Injera or Ethiopian Flatbread, a staple in Ugandan cuisine, is a sourdough flatbread crafted from fermented teff flour you can prepare it in 2 only hrs at home.
Its history dates back centuries, symbolizing tradition and cultural heritage. This simple yet versatile dish embodies the essence of Ugandan culinary identity, cherished for its unique flavor and nutritional value.
Ingredients:
- 2 cups teff flour
- 2 cups water
- Pinch of salt
Method:
1. Mix teff flour and water in a bowl until smooth.
2. Cover the bowl and let it ferment at room temperature for 24-48 hours.
3. After fermentation, add a pinch of salt to the batter and mix well.
4. Heat a non-stick skillet over medium heat.
5. Pour a ladleful of batter onto the skillet, spreading it evenly to form a thin circle.
6. Cook for 1-2 minutes until bubbles form on the surface and the edges start to lift.
7. Flip the enjera and cook for another 1-2 minutes until lightly browned.
8. Repeat with the remaining batter.
9. Serve warm with your favorite toppings or dishes. Enjoy!
Nutrition Value:
1. Teff Flour (2 cups):
- Calories: Approximately 960 kcal
- Carbohydrates: Around 192 grams
- Protein: Roughly 36 grams
- Fat: About 6 grams
- Sodium: Minimal, less than 10 mg
- Cholesterol: None
- Vitamins: Rich in Vitamin B6, Thiamin (B1), Riboflavin (B2), Folate (B9)

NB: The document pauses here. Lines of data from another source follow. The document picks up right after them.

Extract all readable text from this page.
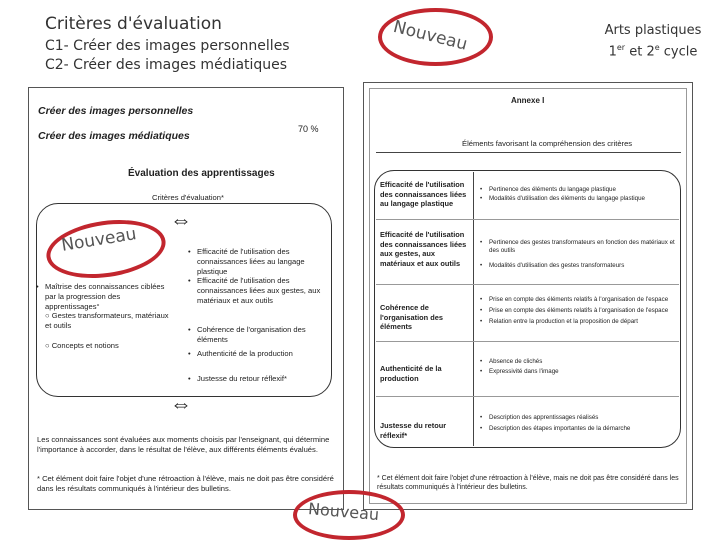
Critères d'évaluation
C1- Créer des images personnelles
C2- Créer des images médiatiques
Arts plastiques
1er et 2e cycle
Nouveau
Créer des images personnelles
Créer des images médiatiques
70 %
Évaluation des apprentissages
Critères d'évaluation*
⇔
⇔
• Maîtrise des connaissances ciblées par la progression des apprentissages°
○ Gestes transformateurs, matériaux et outils
○ Concepts et notions
• Efficacité de l'utilisation des connaissances liées au langage plastique
• Efficacité de l'utilisation des connaissances liées aux gestes, aux matériaux et aux outils
• Cohérence de l'organisation des éléments
• Authenticité de la production
• Justesse du retour réflexif*
Les connaissances sont évaluées aux moments choisis par l'enseignant, qui détermine l'importance à accorder, dans le résultat de l'élève, aux différents éléments évalués.
* Cet élément doit faire l'objet d'une rétroaction à l'élève, mais ne doit pas être considéré dans les résultats communiqués à l'intérieur des bulletins.
Nouveau
Annexe I
Éléments favorisant la compréhension des critères
Efficacité de l'utilisation des connaissances liées au langage plastique
• Pertinence des éléments du langage plastique
• Modalités d'utilisation des éléments du langage plastique
Efficacité de l'utilisation des connaissances liées aux gestes, aux matériaux et aux outils
• Pertinence des gestes transformateurs en fonction des matériaux et des outils
• Modalités d'utilisation des gestes transformateurs
Cohérence de l'organisation des éléments
• Prise en compte des éléments relatifs à l'organisation de l'espace
• Prise en compte des éléments relatifs à l'organisation de l'espace
• Relation entre la production et la proposition de départ
Authenticité de la production
• Absence de clichés
• Expressivité dans l'image
Justesse du retour réflexif*
• Description des apprentissages réalisés
• Description des étapes importantes de la démarche
* Cet élément doit faire l'objet d'une rétroaction à l'élève, mais ne doit pas être considéré dans les résultats communiqués à l'intérieur des bulletins.
Nouveau
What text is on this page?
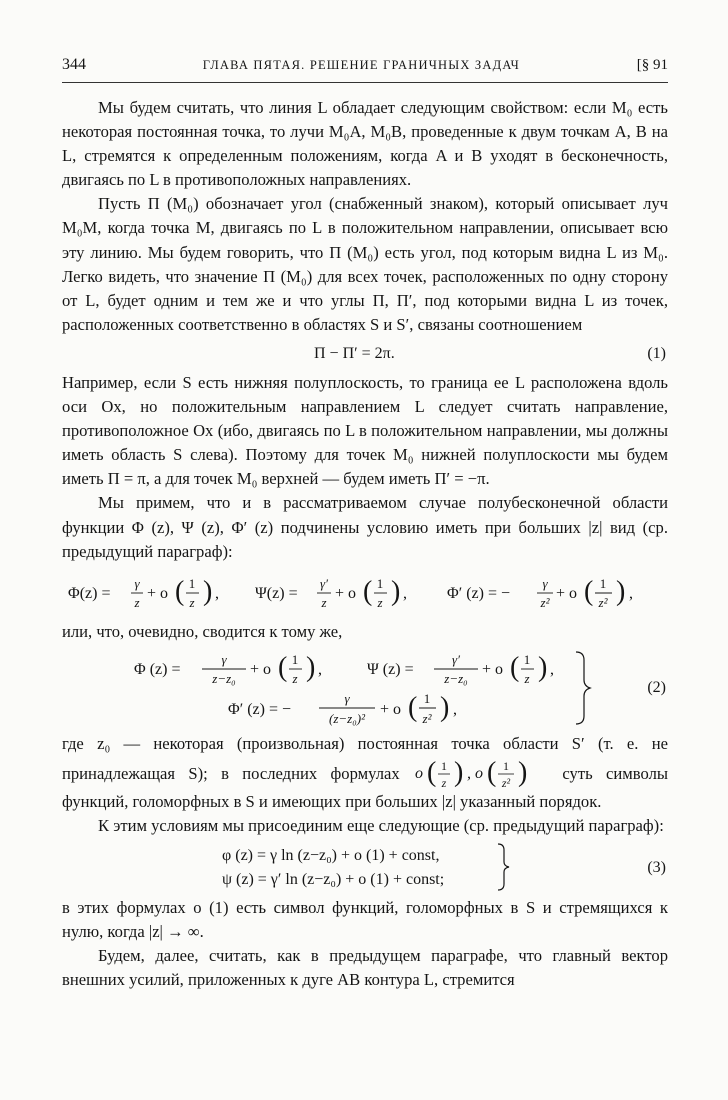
344	ГЛАВА ПЯТАЯ. РЕШЕНИЕ ГРАНИЧНЫХ ЗАДАЧ	[§ 91

Мы будем считать, что линия L обладает следующим свойством: если M₀ есть некоторая постоянная точка, то лучи M₀A, M₀B, проведенные к двум точкам A, B на L, стремятся к определенным положениям, когда A и B уходят в бесконечность, двигаясь по L в противоположных направлениях.

Пусть Π (M₀) обозначает угол (снабженный знаком), который описывает луч M₀M, когда точка M, двигаясь по L в положительном направлении, описывает всю эту линию. Мы будем говорить, что Π (M₀) есть угол, под которым видна L из M₀. Легко видеть, что значение Π (M₀) для всех точек, расположенных по одну сторону от L, будет одним и тем же и что углы Π, Π′, под которыми видна L из точек, расположенных соответственно в областях S и S′, связаны соотношением

Π − Π′ = 2π.	(1)

Например, если S есть нижняя полуплоскость, то граница ее L расположена вдоль оси Ox, но положительным направлением L следует считать направление, противоположное Ox (ибо, двигаясь по L в положительном направлении, мы должны иметь область S слева). Поэтому для точек M₀ нижней полуплоскости мы будем иметь Π = π, а для точек M₀ верхней — будем иметь Π′ = −π.

Мы примем, что и в рассматриваемом случае полубесконечной области функции Φ (z), Ψ (z), Φ′ (z) подчинены условию иметь при больших |z| вид (ср. предыдущий параграф):

Φ(z) =
γ
z
+ o ( 1
z ) , Ψ(z) =
γ′
z
+ o ( 1
z ) ,	Φ′ (z) = −
γ
z²
+ o ( 1
z² ) ,

или, что, очевидно, сводится к тому же,

Φ (z) =
γ
z−z₀
+ o ( 1
z ) ,	Ψ (z) =
γ′
z−z₀
+ o ( 1
z ) ,
Φ′ (z) = −
γ
(z−z₀)²
+ o ( 1
z² ) ,
(2)

где z₀ — некоторая (произвольная) постоянная точка области S′ (т. е. не принадлежащая S); в последних формулах o ( 1
z ) , o ( 1
z² ) суть символы функций, голоморфных в S и имеющих при больших |z| указанный порядок.

К этим условиям мы присоединим еще следующие (ср. предыдущий параграф):

φ (z) = γ ln (z−z₀) + o (1) + const,
ψ (z) = γ′ ln (z−z₀) + o (1) + const;
(3)

в этих формулах o (1) есть символ функций, голоморфных в S и стремящихся к нулю, когда |z| → ∞.

Будем, далее, считать, как в предыдущем параграфе, что главный вектор внешних усилий, приложенных к дуге AB контура L, стремится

- Minerals: High in Calcium, Iron, Magnesium, Phosphorus, Zinc
- Nutritional Benefits: Teff flour is gluten-free and a good source of essential amino acids, making it suitable for those with gluten intolerance. It's high in fiber, aiding digestion and promoting satiety. Additionally, it provides a range of vitamins and minerals crucial for overall health, including bone strength and energy production.
2. Water (2 cups):
- Calories: None
- Carbohydrates: None
- Protein: None
- Fat: None
- Sodium: None
- Cholesterol: None
- Vitamins: None
- Minerals: None
- Nutritional Benefits: Water is essential for hydration, aiding in various bodily functions such as digestion, circulation, temperature regulation, and nutrient absorption. It supports overall health and well-being.
3. Pinch of Salt:
- Calories: Negligible, approximately 0 kcal
- Carbohydrates: None
- Protein: None
- Fat: None
- Sodium: Varies depending on the amount, typically less than 1 gram
- Cholesterol: None
- Vitamins: None
- Minerals: Primarily Sodium
- Nutritional Benefits: While excessive salt intake can be detrimental to health, a pinch of salt adds flavor to dishes and can enhance taste perception. Sodium is essential for maintaining fluid balance, nerve function, and muscle contraction. However, moderation is key to avoid adverse effects on blood pressure and cardiovascular health.